Anote el nombre del mineral, la localidad más específica de la que disponga (mina, nivel, yacimiento, localidad, provincia, país), las dimensiones, la fecha de adquisición, la procedencia, el precio, su número de catálogo y cualquier nota sobre tratamientos o reparaciones. También resulta útil incluir una fotografía. Por lo general, los datos que faltan son imposibles de recuperar posteriormente, por lo que es recomendable registrarlos en el momento de la compra.
¿Debo conservar las etiquetas antiguas que vienen con una muestra?
Sí: las etiquetas de los propietarios anteriores documentan la procedencia y, a menudo, aportan un valor real, por lo que debe guardarlas junto con el ejemplar y anotar su contenido en su catálogo. Fotografíe la pieza junto con sus etiquetas para que el vínculo se conserve aunque el papel se pierda más adelante. Desechar las etiquetas antiguas supone eliminar una historia que no podrá recrear.
¿Cuál es el mejor programa para catalogar una colección de minerales?
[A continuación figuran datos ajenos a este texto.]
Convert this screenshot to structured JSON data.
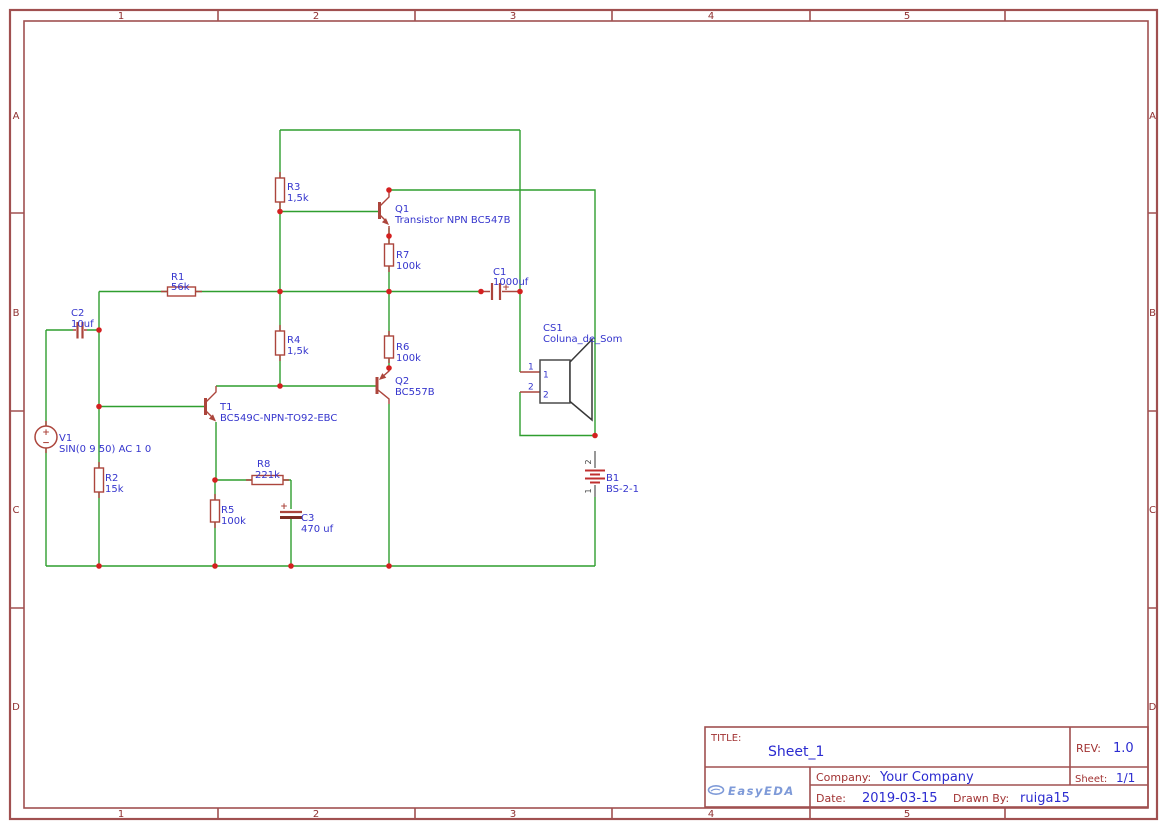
{
  "colors": {
    "wire": "#2f9e2f",
    "comp": "#ac453c",
    "dot": "#d42020",
    "lbl": "#3535cd",
    "frame": "#a05050",
    "frameText": "#8f3030",
    "tbLabel": "#a13232",
    "tbValue": "#2b2bd0",
    "gray": "#4a4a4a",
    "pin": "#777777",
    "batt": "#c03030",
    "logo": "#7e9ad8"
  },
  "frame": {
    "top": [
      "1",
      "2",
      "3",
      "4",
      "5"
    ],
    "bottom": [
      "1",
      "2",
      "3",
      "4",
      "5"
    ],
    "left": [
      "A",
      "B",
      "C",
      "D"
    ],
    "right": [
      "A",
      "B",
      "C",
      "D"
    ]
  },
  "title_block": {
    "title_label": "TITLE:",
    "title": "Sheet_1",
    "rev_label": "REV:",
    "rev": "1.0",
    "company_label": "Company:",
    "company": "Your Company",
    "sheet_label": "Sheet:",
    "sheet": "1/1",
    "date_label": "Date:",
    "date": "2019-03-15",
    "drawn_by_label": "Drawn By:",
    "drawn_by": "ruiga15",
    "logo_text": "EasyEDA"
  },
  "components": {
    "V1": {
      "ref": "V1",
      "value": "SIN(0 9 50) AC 1 0",
      "plus": "+",
      "minus": "−"
    },
    "C1": {
      "ref": "C1",
      "value": "1000uf",
      "plus": "+"
    },
    "C2": {
      "ref": "C2",
      "value": "10uf"
    },
    "C3": {
      "ref": "C3",
      "value": "470 uf",
      "plus": "+"
    },
    "R1": {
      "ref": "R1",
      "value": "56k"
    },
    "R2": {
      "ref": "R2",
      "value": "15k"
    },
    "R3": {
      "ref": "R3",
      "value": "1,5k"
    },
    "R4": {
      "ref": "R4",
      "value": "1,5k"
    },
    "R5": {
      "ref": "R5",
      "value": "100k"
    },
    "R6": {
      "ref": "R6",
      "value": "100k"
    },
    "R7": {
      "ref": "R7",
      "value": "100k"
    },
    "R8": {
      "ref": "R8",
      "value": "221k"
    },
    "Q1": {
      "ref": "Q1",
      "value": "Transistor NPN BC547B"
    },
    "Q2": {
      "ref": "Q2",
      "value": "BC557B"
    },
    "T1": {
      "ref": "T1",
      "value": "BC549C-NPN-TO92-EBC"
    },
    "CS1": {
      "ref": "CS1",
      "value": "Coluna_de_Som",
      "pin1": "1",
      "pin2": "2"
    },
    "B1": {
      "ref": "B1",
      "value": "BS-2-1",
      "term_top": "2",
      "term_bottom": "1"
    }
  }
}
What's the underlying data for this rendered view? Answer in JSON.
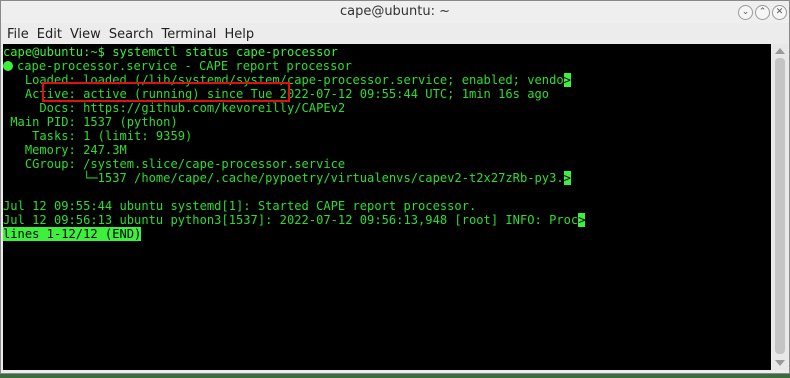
{
  "window": {
    "title": "cape@ubuntu: ~",
    "buttons": {
      "minimize_icon": "chevron-down",
      "maximize_icon": "chevron-up",
      "close_icon": "close"
    }
  },
  "menu": [
    "File",
    "Edit",
    "View",
    "Search",
    "Terminal",
    "Help"
  ],
  "terminal": {
    "prompt": "cape@ubuntu:~$ systemctl status cape-processor",
    "service_line": "cape-processor.service - CAPE report processor",
    "loaded": "   Loaded: loaded (/lib/systemd/system/cape-processor.service; enabled; vendo",
    "active": "   Active: active (running) since Tue 2022-07-12 09:55:44 UTC; 1min 16s ago",
    "docs": "     Docs: https://github.com/kevoreilly/CAPEv2",
    "mainpid": " Main PID: 1537 (python)",
    "tasks": "    Tasks: 1 (limit: 9359)",
    "memory": "   Memory: 247.3M",
    "cgroup": "   CGroup: /system.slice/cape-processor.service",
    "cgroup_child": "           └─1537 /home/cape/.cache/pypoetry/virtualenvs/capev2-t2x27zRb-py3.",
    "log1": "Jul 12 09:55:44 ubuntu systemd[1]: Started CAPE report processor.",
    "log2": "Jul 12 09:56:13 ubuntu python3[1537]: 2022-07-12 09:56:13,948 [root] INFO: Proc",
    "truncation_marker": ">",
    "pager_status": "lines 1-12/12 (END)"
  },
  "colors": {
    "terminal_fg": "#2ddd2d",
    "terminal_bg": "#000000",
    "highlight_box": "#e01010"
  }
}
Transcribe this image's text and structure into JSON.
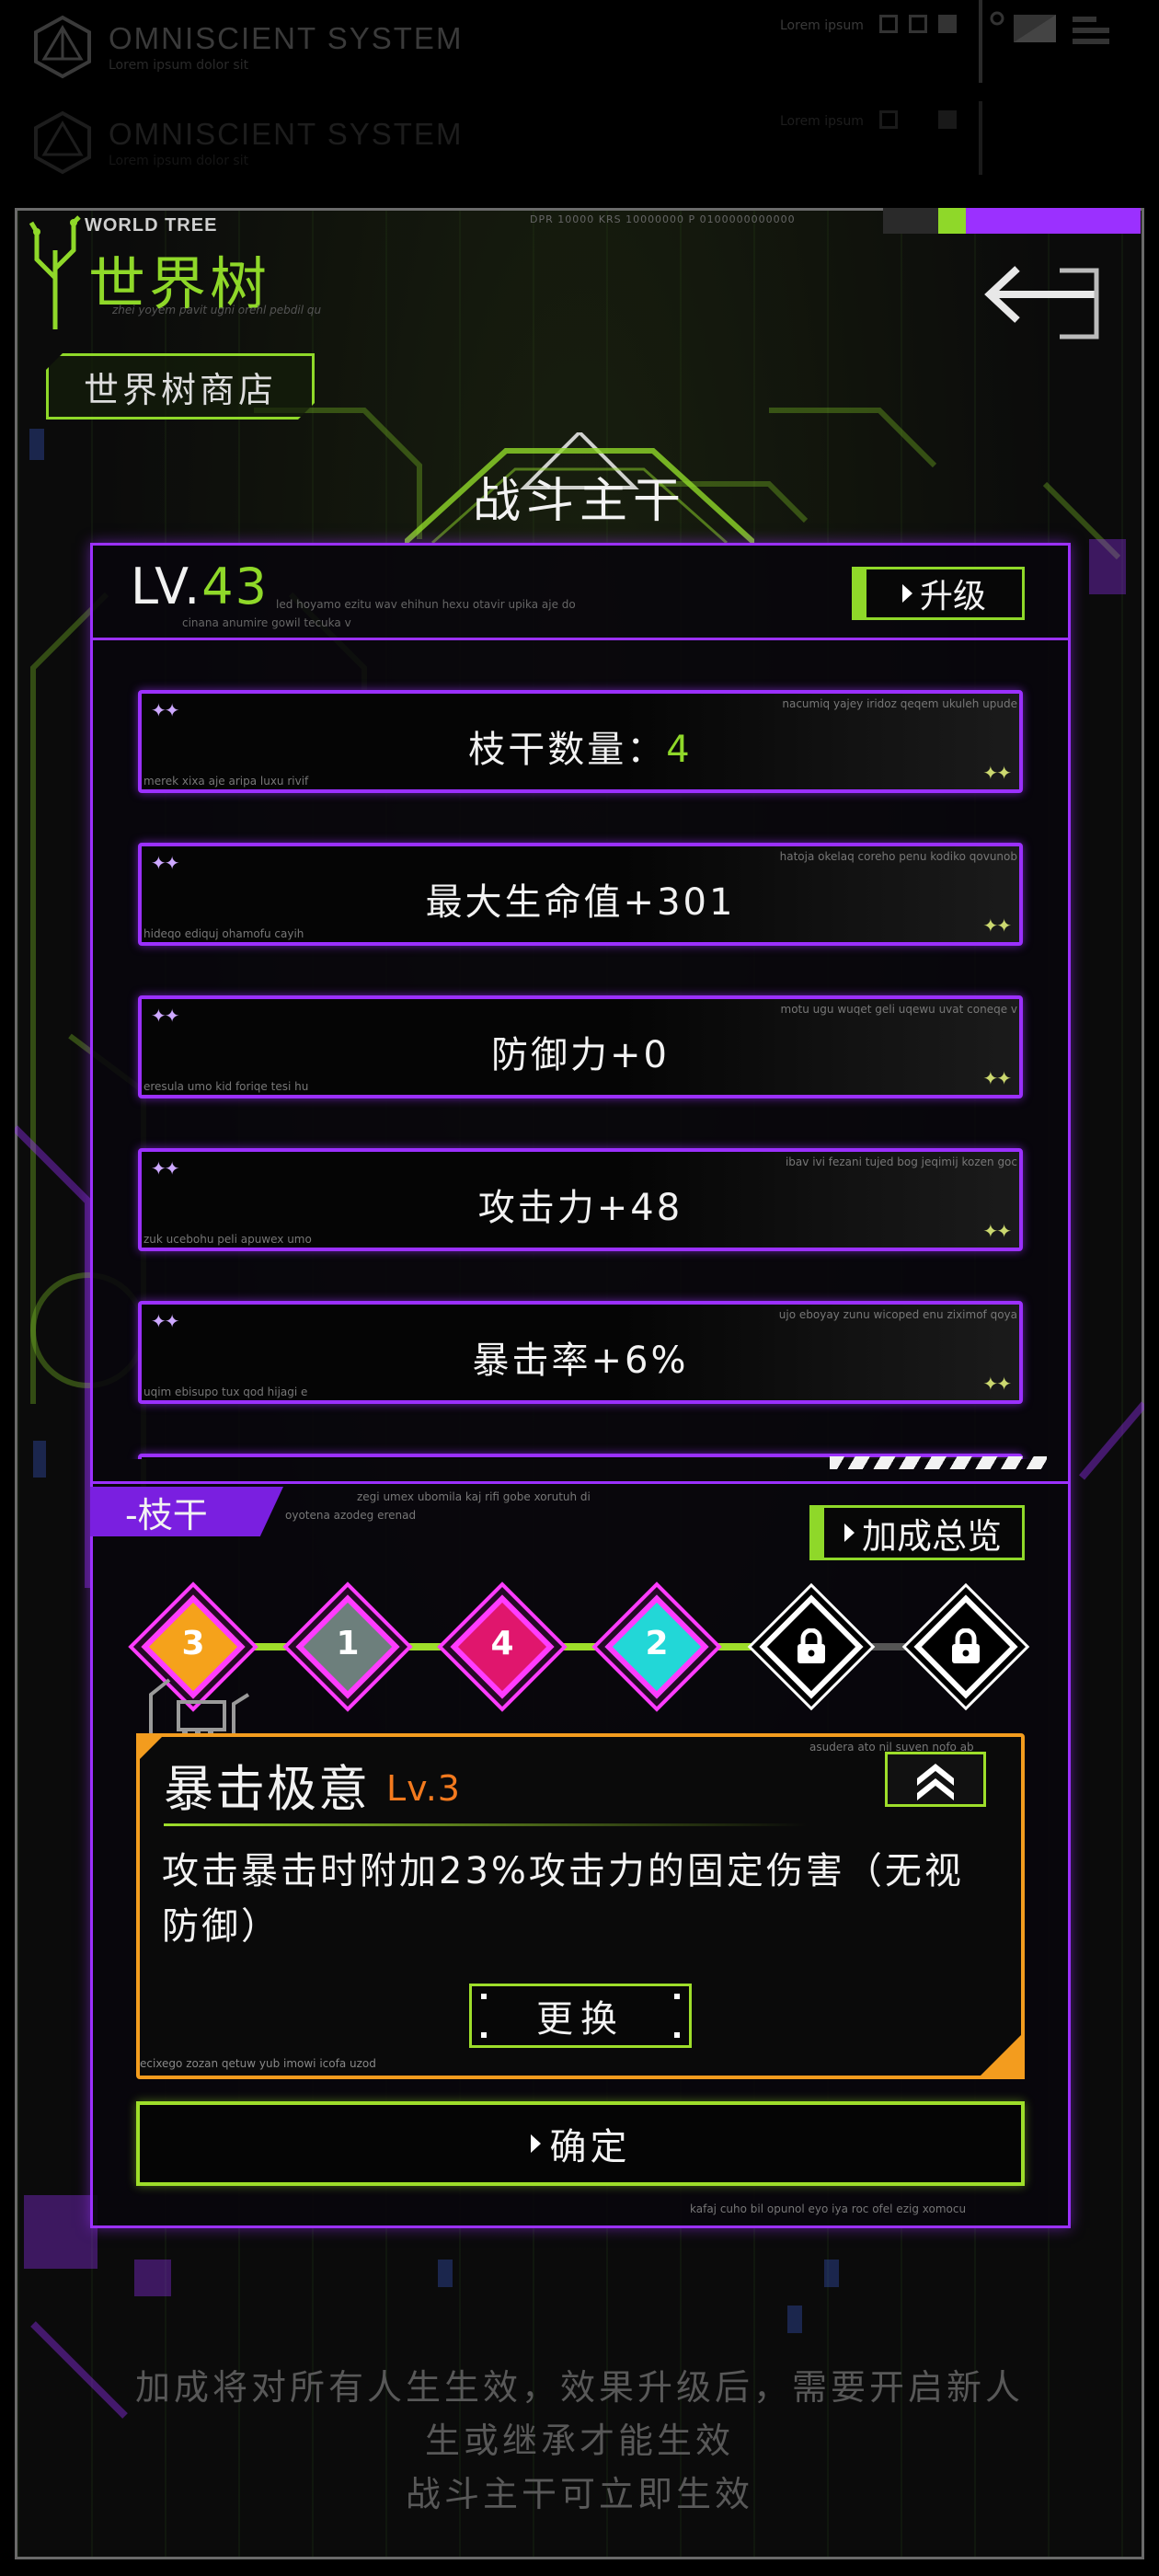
{
  "system": {
    "title": "OMNISCIENT SYSTEM",
    "subtitle": "Lorem ipsum dolor sit",
    "title2": "OMNISCIENT SYSTEM",
    "subtitle2": "Lorem ipsum dolor sit",
    "lorem_small": "Lorem ipsum",
    "lorem_small2": "Lorem ipsum"
  },
  "header": {
    "world_tree_en": "WORLD TREE",
    "world_tree_cn": "世界树",
    "world_tree_tiny": "zhei yoyem pavit ugni orehl pebdil qu",
    "shop_label": "世界树商店",
    "top_code": "DPR 10000 KRS 10000000 P 0100000000000"
  },
  "panel": {
    "title": "战斗主干",
    "lv_prefix": "LV.",
    "lv_value": "43",
    "lv_tiny1": "led hoyamo ezitu wav ehihun hexu otavir upika aje do",
    "lv_tiny2": "cinana anumire gowil tecuka v",
    "upgrade_label": "升级"
  },
  "stats": [
    {
      "label": "枝干数量：",
      "value": "4",
      "tiny_tr": "nacumiq yajey iridoz qeqem ukuleh upude",
      "tiny_bl": "merek xixa aje aripa luxu rivif"
    },
    {
      "label": "最大生命值+301",
      "value": "",
      "tiny_tr": "hatoja okelaq coreho penu kodiko qovunob",
      "tiny_bl": "hideqo ediquj ohamofu cayih"
    },
    {
      "label": "防御力+0",
      "value": "",
      "tiny_tr": "motu ugu wuqet geli uqewu uvat coneqe v",
      "tiny_bl": "eresula umo kid foriqe tesi hu"
    },
    {
      "label": "攻击力+48",
      "value": "",
      "tiny_tr": "ibav ivi fezani tujed bog jeqimij kozen goc",
      "tiny_bl": "zuk ucebohu peli apuwex umo"
    },
    {
      "label": "暴击率+6%",
      "value": "",
      "tiny_tr": "ujo eboyay zunu wicoped enu ziximof qoya",
      "tiny_bl": "uqim ebisupo tux qod hijagi e"
    }
  ],
  "branch": {
    "tag": "-枝干",
    "tiny1": "zegi umex ubomila kaj rifi gobe xorutuh di",
    "tiny2": "oyotena azodeg erenad",
    "bonus_label": "加成总览",
    "nodes": [
      {
        "label": "3",
        "color": "#f5a21b",
        "locked": false
      },
      {
        "label": "1",
        "color": "#6d7f7c",
        "locked": false
      },
      {
        "label": "4",
        "color": "#e0166d",
        "locked": false
      },
      {
        "label": "2",
        "color": "#22d7d7",
        "locked": false
      },
      {
        "label": "",
        "color": "#000000",
        "locked": true
      },
      {
        "label": "",
        "color": "#000000",
        "locked": true
      }
    ]
  },
  "skill": {
    "name": "暴击极意",
    "level": "Lv.3",
    "tiny": "asudera ato nil suven nofo ab",
    "description": "攻击暴击时附加23%攻击力的固定伤害（无视防御）",
    "tiny2": "ecixego zozan qetuw yub imowi icofa uzod",
    "replace_label": "更换"
  },
  "confirm": {
    "label": "确定",
    "tiny": "kafaj cuho bil opunol eyo iya roc ofel ezig xomocu"
  },
  "footer": {
    "line1": "加成将对所有人生生效，效果升级后，需要开启新人",
    "line2": "生或继承才能生效",
    "line3": "战斗主干可立即生效"
  },
  "colors": {
    "accent_green": "#8fd829",
    "accent_purple": "#9b30ff",
    "accent_orange": "#f39c1e"
  }
}
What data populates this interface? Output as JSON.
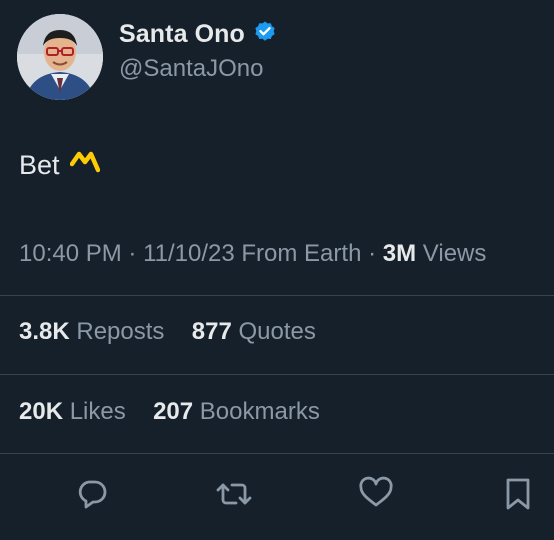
{
  "user": {
    "display_name": "Santa Ono",
    "handle": "@SantaJOno",
    "verified_icon": "verified-badge-icon"
  },
  "tweet": {
    "text": "Bet",
    "emoji_icon": "wolverine-claw-emoji-icon",
    "time": "10:40 PM",
    "date": "11/10/23",
    "source": "From Earth",
    "views_count": "3M",
    "views_label": "Views"
  },
  "stats": {
    "reposts_count": "3.8K",
    "reposts_label": "Reposts",
    "quotes_count": "877",
    "quotes_label": "Quotes",
    "likes_count": "20K",
    "likes_label": "Likes",
    "bookmarks_count": "207",
    "bookmarks_label": "Bookmarks"
  },
  "actions": [
    "reply-icon",
    "repost-icon",
    "like-icon",
    "bookmark-icon"
  ],
  "colors": {
    "background": "#15202b",
    "text_primary": "#e7e9ea",
    "text_secondary": "#8b98a5",
    "divider": "#38444d",
    "verified": "#1d9bf0",
    "emoji": "#ffcb05"
  }
}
Una sencilla hoja de cálculo con una columna por cada campo obligatorio es fiable, está preparada para el futuro y permite exportar los datos a cualquier formato, lo cual es suficiente para la mayoría de los coleccionistas. Las aplicaciones específicas para la gestión de colecciones ofrecen funciones adicionales, como la impresión de etiquetas, la incorporación de fotografías y la búsqueda, si así lo desea. Sea cual sea su elección, realice una copia de seguridad en al menos dos ubicaciones, incluida una nube externa.